Chanderi sari is renowned all over Madhya Pradesh but take a road trip in stylish Ford Figo to the city of Chanderi in MP. This city produces the most delicate and breathable weaves that you’ll love to add to your sari collection.

Uttar Pradesh’s famous – Banarasi

Varanasi is not just the oldest living cities in the world, it is also home to one of the most famous Indian drape — the Banarasi sari. They are among the most finely woven silk sarees and known for their gold and silver brocade or zari work. They are further decorated with magnificent embroidery designs like floral motifs, jali work and engravings that make them relatively heavier compared to others.

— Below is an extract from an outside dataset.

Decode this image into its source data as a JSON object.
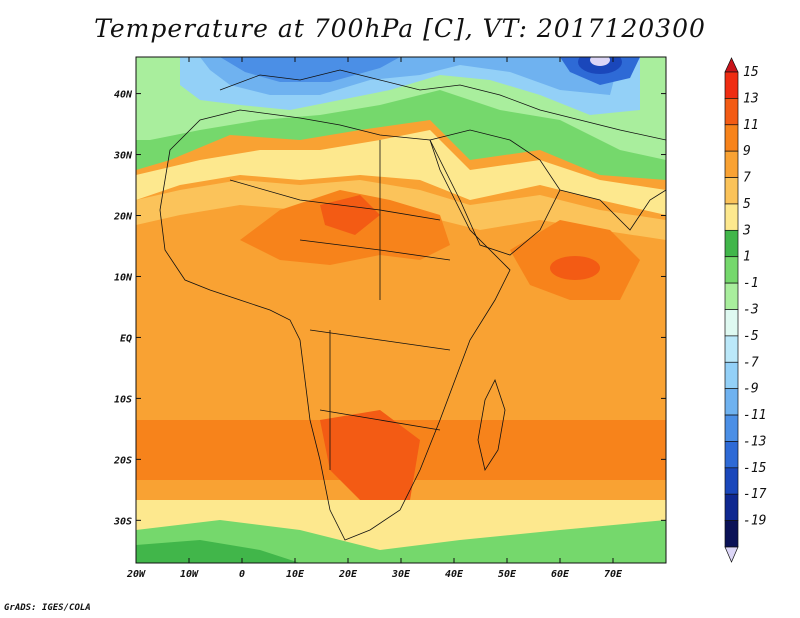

Take a road trip to Hukulganj area of Banaras to watch an artisan at work or emporiums around the city. Here you will not only find authentic GI certified sari but will also have a chance to witness the sophisticated process that goes in making them.

Assam’s special – Muga

Assam is known for its picturesque tea plantations, the one horned Rhino and the extremely gorgeous Muga silk. Muga silk or the golden silk is a symbol of rich Assamese culture and made from silkworms found only in Assam.

The gorgeous fabric is known for its extreme durability and natural yellowish-golden texture. Unlike other fabrics, Muga silk has a lustre that becomes richer with every wash. It looks more luminous as it ages. Traditionally used for Mekhela Sador, Muga Sarees are becoming  extremely popular among sari lovers across India.

So, pick your favourite Ford, make good use of the ample boot space across each of them and cruise across these destinations in India to get yourself a special dress for a special occasion.